Единственное, о чём он жалел в эту минуту, было то, что он не является бесплотным духом, не блуждает по небытию, там, где нет незнающей границ несправедливости и жестокости, а главное – людей. Он знал, что стоит лишь сделать шаг в последнюю пропасть, и ещё одна душа разорвётся на некогда живущие в этом мире куски и разбредётся там, где нет
…Беспорядочная кутерьма приятно согрела душу девушки азиатской внешности. Новый переворот в единственной державе мира, пусть и такой ничтожный, с первого взгляда ничего не предвещающий империи, произошёл благодаря её стараниям.
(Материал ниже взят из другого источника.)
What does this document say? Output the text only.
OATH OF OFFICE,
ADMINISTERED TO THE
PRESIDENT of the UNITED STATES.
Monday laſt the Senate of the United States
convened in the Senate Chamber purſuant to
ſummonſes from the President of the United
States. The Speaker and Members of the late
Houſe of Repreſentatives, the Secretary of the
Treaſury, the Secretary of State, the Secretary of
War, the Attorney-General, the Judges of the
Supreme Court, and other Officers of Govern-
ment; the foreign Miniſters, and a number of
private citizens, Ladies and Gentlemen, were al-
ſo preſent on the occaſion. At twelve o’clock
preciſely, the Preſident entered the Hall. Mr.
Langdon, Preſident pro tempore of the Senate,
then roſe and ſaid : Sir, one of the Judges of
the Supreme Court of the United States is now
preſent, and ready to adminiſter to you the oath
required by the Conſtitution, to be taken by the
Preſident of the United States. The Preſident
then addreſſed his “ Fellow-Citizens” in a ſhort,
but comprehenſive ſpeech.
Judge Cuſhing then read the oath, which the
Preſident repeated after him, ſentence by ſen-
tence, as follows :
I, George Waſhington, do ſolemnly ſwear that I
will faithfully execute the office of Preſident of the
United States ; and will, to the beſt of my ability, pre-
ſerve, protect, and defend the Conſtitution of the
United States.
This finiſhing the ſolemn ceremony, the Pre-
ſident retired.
А для мелкого служителя мировому господству нет большего повода для гордости, чем участие в исторических событиях.
Хотару с лучистой улыбкой скрылась в чаще леса.
Старинные часы отбивали ритм очень громко. Как если бы их механизм был встроен в самой голове, а не в огромном лакированном ящике стиля девятнадцатого века.
Чётко попадая в их ритм, Ярослав покачивал на пальце складной перочинный нож на металлическом кольце, сидя в кресле, уперев локти в раскинутые колени, и изредка нашёптывал:
– Тык-тык… тык-тык…
Заворожено глядя сквозь раскачивающийся нож, он детально воспроизводил в памяти все последние события.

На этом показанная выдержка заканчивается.